Statistiques sur la saison dernière (2024-2025) : 67 matchs joués | 31,5 minutes jouées | 16,8 points | 3,8 rebonds | 5,6 passes décisives | 39,1% aux tirs | 34,3% à 3 points | 0,7 interception | 2,7 ballons perdus.
Statistiques sur cette saison (2025-2026) : 54 matchs joués | 33,1 minutes jouées | 23,6 points | 3,7 rebonds | 6,1 passes décisives | 45,6% aux tirs | 37,1% à 3 points | 1,1 interception | 3,1 ballons perdus.
Quel a été le rôle de Keyonte George cette saison à Utah ?
Cette saison, Keyonte George a clairement changé de statut au sein du Utah Jazz : il est passé de jeune arrière prometteur à véritable pièce centrale du projet de reconstruction.

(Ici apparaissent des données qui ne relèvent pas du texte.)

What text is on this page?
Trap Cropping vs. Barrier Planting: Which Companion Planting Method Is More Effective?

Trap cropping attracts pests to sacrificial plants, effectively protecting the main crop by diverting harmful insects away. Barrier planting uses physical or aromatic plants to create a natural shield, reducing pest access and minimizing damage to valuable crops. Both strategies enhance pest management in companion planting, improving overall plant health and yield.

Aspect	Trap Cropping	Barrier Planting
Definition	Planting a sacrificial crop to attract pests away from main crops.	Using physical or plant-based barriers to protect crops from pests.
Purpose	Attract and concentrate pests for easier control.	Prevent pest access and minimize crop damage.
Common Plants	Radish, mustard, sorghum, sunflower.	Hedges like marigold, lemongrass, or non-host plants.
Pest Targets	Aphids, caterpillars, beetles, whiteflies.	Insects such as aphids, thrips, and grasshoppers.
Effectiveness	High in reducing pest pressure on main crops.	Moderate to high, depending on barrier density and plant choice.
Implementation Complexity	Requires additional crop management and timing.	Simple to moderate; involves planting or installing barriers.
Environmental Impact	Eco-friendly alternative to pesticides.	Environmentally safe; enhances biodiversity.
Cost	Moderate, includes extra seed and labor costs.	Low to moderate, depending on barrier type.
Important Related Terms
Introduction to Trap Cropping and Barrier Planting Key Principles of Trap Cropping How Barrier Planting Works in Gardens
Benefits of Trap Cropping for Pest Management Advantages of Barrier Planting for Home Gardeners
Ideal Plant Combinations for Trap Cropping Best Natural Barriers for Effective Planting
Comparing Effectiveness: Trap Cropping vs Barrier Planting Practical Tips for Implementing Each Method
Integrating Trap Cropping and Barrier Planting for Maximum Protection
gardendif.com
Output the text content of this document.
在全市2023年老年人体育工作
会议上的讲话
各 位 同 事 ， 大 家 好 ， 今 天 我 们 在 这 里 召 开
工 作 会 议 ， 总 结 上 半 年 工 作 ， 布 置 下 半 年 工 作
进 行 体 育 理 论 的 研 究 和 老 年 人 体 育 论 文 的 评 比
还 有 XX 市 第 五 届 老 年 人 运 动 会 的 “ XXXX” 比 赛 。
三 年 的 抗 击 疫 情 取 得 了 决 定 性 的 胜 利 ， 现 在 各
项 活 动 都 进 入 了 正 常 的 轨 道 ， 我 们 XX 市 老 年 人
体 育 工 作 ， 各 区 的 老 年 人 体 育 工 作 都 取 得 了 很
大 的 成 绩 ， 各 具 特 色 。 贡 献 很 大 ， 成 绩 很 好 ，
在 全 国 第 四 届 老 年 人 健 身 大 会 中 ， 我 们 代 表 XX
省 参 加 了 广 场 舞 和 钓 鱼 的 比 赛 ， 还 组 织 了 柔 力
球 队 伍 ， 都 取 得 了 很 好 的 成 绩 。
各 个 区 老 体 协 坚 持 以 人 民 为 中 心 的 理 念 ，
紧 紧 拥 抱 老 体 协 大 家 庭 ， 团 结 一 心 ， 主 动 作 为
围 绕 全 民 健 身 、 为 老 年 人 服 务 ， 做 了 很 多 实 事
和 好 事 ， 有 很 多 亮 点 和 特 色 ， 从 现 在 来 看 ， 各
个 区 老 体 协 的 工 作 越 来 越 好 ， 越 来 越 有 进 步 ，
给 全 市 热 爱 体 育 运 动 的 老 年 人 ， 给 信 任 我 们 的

D’un point de vue statistique, son rôle saute immédiatement aux yeux. Il tourne autour de 23,6 points, 6,1 passes et 3,7 rebonds de moyenne, avec un volume important de tirs et de création (45,6% au tir, 37,1% à 3 points). Cela le place non seulement parmi les meilleurs scoreurs de l’équipe, mais aussi comme l’un des principaux créateurs de jeu.

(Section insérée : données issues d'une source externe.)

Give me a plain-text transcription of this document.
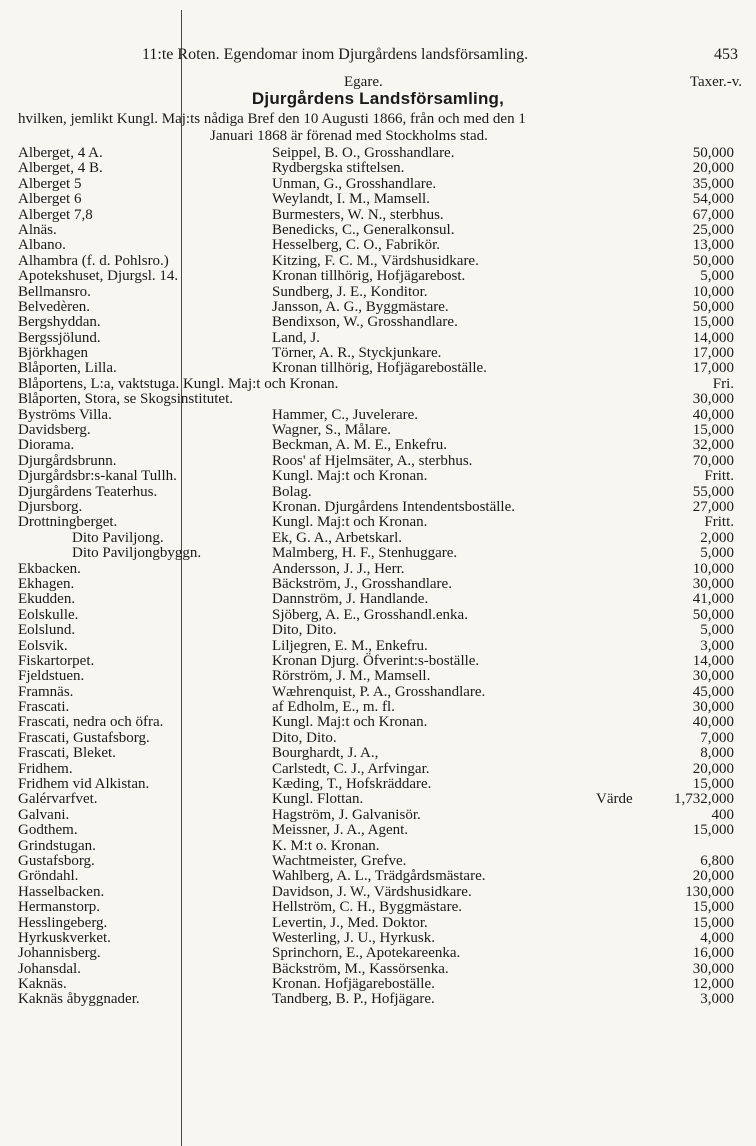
11:te Roten. Egendomar inom Djurgårdens landsförsamling.	453
Egare.	Taxer.-v.
Djurgårdens Landsförsamling,
hvilken, jemlikt Kungl. Maj:ts nådiga Bref den 10 Augusti 1866, från och med den 1
Januari 1868 är förenad med Stockholms stad.
Alberget, 4 A.	Seippel, B. O., Grosshandlare.	50,000
Alberget, 4 B.	Rydbergska stiftelsen.	20,000
Alberget 5	Unman, G., Grosshandlare.	35,000
Alberget 6	Weylandt, I. M., Mamsell.	54,000
Alberget 7,8	Burmesters, W. N., sterbhus.	67,000
Alnäs.	Benedicks, C., Generalkonsul.	25,000
Albano.	Hesselberg, C. O., Fabrikör.	13,000
Alhambra (f. d. Pohlsro.)	Kitzing, F. C. M., Värdshusidkare.	50,000
Apotekshuset, Djurgsl. 14.	Kronan tillhörig, Hofjägarebost.	5,000
Bellmansro.	Sundberg, J. E., Konditor.	10,000
Belvedèren.	Jansson, A. G., Byggmästare.	50,000
Bergshyddan.	Bendixson, W., Grosshandlare.	15,000
Bergssjölund.	Land, J.	14,000
Björkhagen	Törner, A. R., Styckjunkare.	17,000
Blåporten, Lilla.	Kronan tillhörig, Hofjägareboställe.	17,000
Blåportens, L:a, vaktstuga. Kungl. Maj:t och Kronan.	Fri.
Blåporten, Stora, se Skogsinstitutet.	30,000
Byströms Villa.	Hammer, C., Juvelerare.	40,000
Davidsberg.	Wagner, S., Målare.	15,000
Diorama.	Beckman, A. M. E., Enkefru.	32,000
Djurgårdsbrunn.	Roos' af Hjelmsäter, A., sterbhus.	70,000
Djurgårdsbr:s-kanal Tullh.	Kungl. Maj:t och Kronan.	Fritt.
Djurgårdens Teaterhus.	Bolag.	55,000
Djursborg.	Kronan. Djurgårdens Intendentsboställe.	27,000
Drottningberget.	Kungl. Maj:t och Kronan.	Fritt.
Dito Paviljong.	Ek, G. A., Arbetskarl.	2,000
Dito Paviljongbyggn.	Malmberg, H. F., Stenhuggare.	5,000
Ekbacken.	Andersson, J. J., Herr.	10,000
Ekhagen.	Bäckström, J., Grosshandlare.	30,000
Ekudden.	Dannström, J. Handlande.	41,000
Eolskulle.	Sjöberg, A. E., Grosshandl.enka.	50,000
Eolslund.	Dito, Dito.	5,000
Eolsvik.	Liljegren, E. M., Enkefru.	3,000
Fiskartorpet.	Kronan Djurg. Öfverint:s-boställe.	14,000
Fjeldstuen.	Rörström, J. M., Mamsell.	30,000
Framnäs.	Wæhrenquist, P. A., Grosshandlare.	45,000
Frascati.	af Edholm, E., m. fl.	30,000
Frascati, nedra och öfra.	Kungl. Maj:t och Kronan.	40,000
Frascati, Gustafsborg.	Dito, Dito.	7,000
Frascati, Bleket.	Bourghardt, J. A.,	8,000
Fridhem.	Carlstedt, C. J., Arfvingar.	20,000
Fridhem vid Alkistan.	Kæding, T., Hofskräddare.	15,000
Galérvarfvet.	Kungl. Flottan.	Värde	1,732,000
Galvani.	Hagström, J. Galvanisör.	400
Godthem.	Meissner, J. A., Agent.	15,000
Grindstugan.	K. M:t o. Kronan.
Gustafsborg.	Wachtmeister, Grefve.	6,800
Gröndahl.	Wahlberg, A. L., Trädgårdsmästare.	20,000
Hasselbacken.	Davidson, J. W., Värdshusidkare.	130,000
Hermanstorp.	Hellström, C. H., Byggmästare.	15,000
Hesslingeberg.	Levertin, J., Med. Doktor.	15,000
Hyrkuskverket.	Westerling, J. U., Hyrkusk.	4,000
Johannisberg.	Sprinchorn, E., Apotekareenka.	16,000
Johansdal.	Bäckström, M., Kassörsenka.	30,000
Kaknäs.	Kronan. Hofjägareboställe.	12,000
Kaknäs åbyggnader.	Tandberg, B. P., Hofjägare.	3,000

Concrètement, son rôle cette saison peut se résumer en trois dimensions majeures :
1. Leader offensif principal (ou co-leader)
George est devenu une option offensive prioritaire. Il enchaîne les gros matchs (plusieurs performances à 30+ points, jusqu’à 43 points sur un match) et porte une grosse partie du scoring, surtout dans une équipe en difficulté collective. Il est capable de créer son tir, notamment en sortie de dribble, mais aussi de sanctionner à trois points.

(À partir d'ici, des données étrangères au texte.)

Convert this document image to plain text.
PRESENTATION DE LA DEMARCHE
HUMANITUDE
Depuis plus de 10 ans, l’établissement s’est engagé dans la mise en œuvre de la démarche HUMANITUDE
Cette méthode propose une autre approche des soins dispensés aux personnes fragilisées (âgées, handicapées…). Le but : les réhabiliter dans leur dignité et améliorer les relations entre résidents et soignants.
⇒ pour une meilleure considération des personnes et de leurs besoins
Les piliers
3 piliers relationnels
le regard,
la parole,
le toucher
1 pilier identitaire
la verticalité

2. Créateur primaire avec ballon
Au-delà du scoring, Utah lui confie beaucoup de responsabilités à la mène. Avec 6,1 passes de moyenne, il agit souvent comme primary ball handler, organisant le jeu en pick-and-roll et générant des situations pour ses coéquipiers. Cette évolution vers un rôle hybride meneur/arrière est clé dans son développement.
3. Visage du rebuild et joueur en progression
Dans une saison marquée par les défaites et le développement des jeunes, George incarne la progression du projet. Sa montée en efficacité (+6,5% au tir, +2,8% à 3 points par rapport à la saison précédente) illustre une meilleure sélection de tirs et une prise de décision plus aboutie. Il est même évoqué comme candidat crédible au titre de Most Improved Player.
Enfin, son importance dépasse le simple cadre statistique : dans une équipe sans ambitions immédiates de playoffs, Utah lui donne les clés pour apprendre, prendre des responsabilités et structurer le jeu. Cela explique aussi son usage élevé et ses irrégularités par moments (notamment 3,1 ballons perdus de moyenne, logique vu son rôle).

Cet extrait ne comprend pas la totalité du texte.